Não é exagero afirmar que a cracolândia é ponto de gravitação mais radical da pobreza urbana. Por ali estão pessoas, em sua maioria, em situação de rua, são negras, possuem pouca escolaridade, estão longe do mercado de trabalho formal e muitas já passaram pela prisão por pequenos furtos e comércio de drogas no varejo. Os chamados “chefes do tráfico”, alvo declarado destas operações, estão distantes da alta cúpula que controla e se beneficia com a economia ilícita das drogas no atacado, e serão rapidamente substituídos por outros tantos na ponta varejista deste comércio. São os "feios, sujos e malvados" que não cabem na Cidade Linda pregada por Doria.

A julgar por esse histórico, enquanto não houver vontade política para promover desencarceramento e mudança na legislação sobre drogas, bem como para ofertar aos pobres urbanos condições decentes de trabalho, moradia, educação e afirmação social, nada anuncia que o prefeito será bem-sucedido em sua empreitada. Nesses anos de existência, a inscrição no espaço é a maior luta vital de que dá prova essa população.
 
Mais perguntas

Como se observa, o tratamento político sobre a cracolândia implica atenção a muitos fenômenos para além do crack. Trata-se de uma questão que extrapola o campo médico e sanitário e, sobretudo, o policial e urbanístico; possui relação com processos sociais e políticos mais ampliados. Sem que sua “solução” esteja perto, é o caso então de perguntar: quais as reais intenções desta operação policial midiatizada? Quanto ela custou? Foi planejada em quanto tempo? Que papel ela exerce na agenda política e eleitoral de Geraldo Alckmin e João Dória? Quais os desdobramentos propostos? Quais os pontos de convergência entre o Programa Recomeço e o Redenção? O que acontecerá com as instalações do Recomeço? Como será feita a transição de programas? O que será feito com as pessoas que viviam em hotéis do DBA? O que acontecerá com os funcionários do DBA? O que acontecerá com a tenda do DBA? Quanto tempo ainda até a efetividade do Redenção? Onde será a sede do Redenção? O que acontecerá com moradores e pequenos comerciantes da região que foram expulsos? A proposta de habitação popular de Alckmin abarca essa população?

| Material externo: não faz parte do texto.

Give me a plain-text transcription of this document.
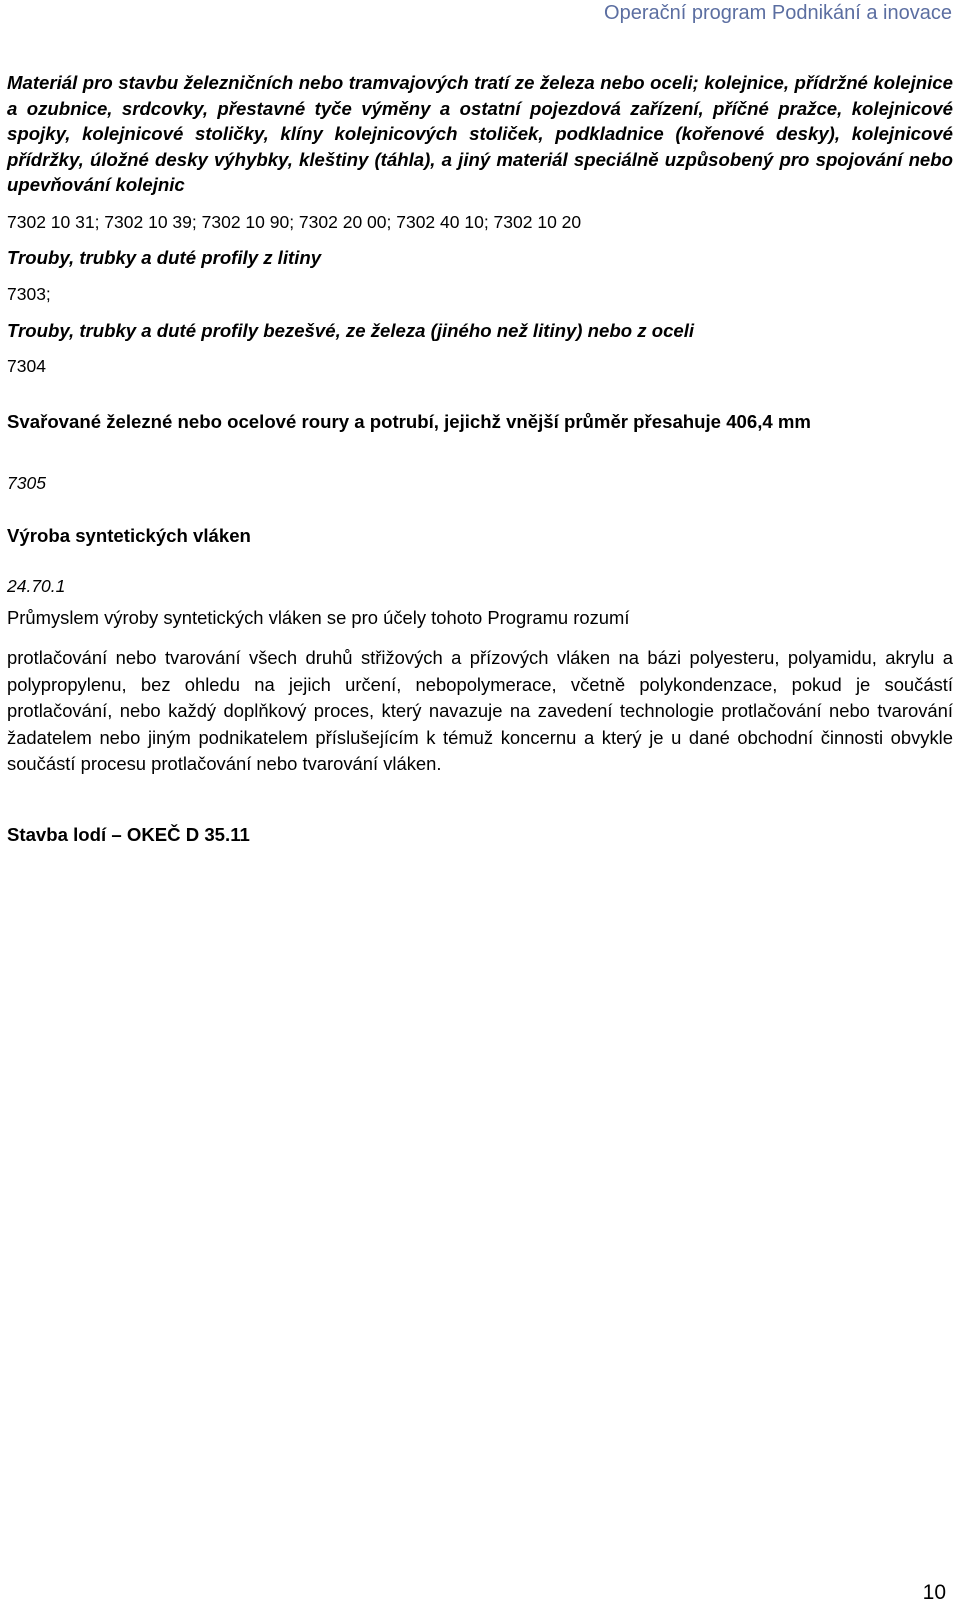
Operační program Podnikání a inovace

Materiál pro stavbu železničních nebo tramvajových tratí ze železa nebo oceli; kolejnice, přídržné kolejnice a ozubnice, srdcovky, přestavné tyče výměny a ostatní pojezdová zařízení, příčné pražce, kolejnicové spojky, kolejnicové stoličky, klíny kolejnicových stoliček, podkladnice (kořenové desky), kolejnicové přídržky, úložné desky výhybky, kleštiny (táhla), a jiný materiál speciálně uzpůsobený pro spojování nebo upevňování kolejnic

7302 10 31; 7302 10 39; 7302 10 90; 7302 20 00; 7302 40 10; 7302 10 20

Trouby, trubky a duté profily z litiny

7303;

Trouby, trubky a duté profily bezešvé, ze železa (jiného než litiny) nebo z oceli

7304

Svařované železné nebo ocelové roury a potrubí, jejichž vnější průměr přesahuje 406,4 mm

7305

Výroba syntetických vláken

24.70.1

Průmyslem výroby syntetických vláken se pro účely tohoto Programu rozumí

protlačování nebo tvarování všech druhů střižových a přízových vláken na bázi polyesteru, polyamidu, akrylu a polypropylenu, bez ohledu na jejich určení, nebopolymerace, včetně polykondenzace, pokud je součástí protlačování, nebo každý doplňkový proces, který navazuje na zavedení technologie protlačování nebo tvarování žadatelem nebo jiným podnikatelem příslušejícím k témuž koncernu a který je u dané obchodní činnosti obvykle součástí procesu protlačování nebo tvarování vláken.

Stavba lodí – OKEČ D 35.11

10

Ao que parece, é mais fácil orquestrar centenas de policiais para lançar toda sua ferocidade sobre pessoas indefesas do que ter respostas e propostas concretas para a questão.

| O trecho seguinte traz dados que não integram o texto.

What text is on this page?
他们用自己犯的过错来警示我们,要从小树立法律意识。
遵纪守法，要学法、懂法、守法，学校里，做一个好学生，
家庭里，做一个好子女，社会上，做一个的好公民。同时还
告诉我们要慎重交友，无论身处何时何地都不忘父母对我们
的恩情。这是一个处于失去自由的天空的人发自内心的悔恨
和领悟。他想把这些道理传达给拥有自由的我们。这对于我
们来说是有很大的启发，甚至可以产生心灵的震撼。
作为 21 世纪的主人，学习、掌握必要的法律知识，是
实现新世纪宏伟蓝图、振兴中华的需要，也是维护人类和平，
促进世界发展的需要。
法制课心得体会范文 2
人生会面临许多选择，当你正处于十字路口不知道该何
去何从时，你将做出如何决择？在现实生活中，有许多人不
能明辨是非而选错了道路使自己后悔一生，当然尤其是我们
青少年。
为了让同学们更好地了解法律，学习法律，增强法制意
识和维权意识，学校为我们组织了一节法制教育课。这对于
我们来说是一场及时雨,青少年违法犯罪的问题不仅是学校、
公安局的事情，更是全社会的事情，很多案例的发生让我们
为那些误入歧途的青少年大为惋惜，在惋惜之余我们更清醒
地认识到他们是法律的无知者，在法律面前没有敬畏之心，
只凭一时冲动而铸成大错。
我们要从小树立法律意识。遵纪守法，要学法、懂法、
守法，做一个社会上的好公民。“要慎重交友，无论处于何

Taniele Rui é professora do Departamento de Antropologia da Unicamp.
Marina Mattar é mestre em Sociologia pela USP.
Vera Telles é livre docente e professora do Departamento de Sociologia da USP
Juliana Machado é doutoranda em Sociologia na USP.

As reflexões contidas nesse texto fazem referência a estudos desenvolvidos no Projeto Temático da Fapesp “A gestão do conflito na produção da cidade contemporânea: a experiência paulista” coordenado pela professora Vera Telles e que abarcam diversos pesquisadores.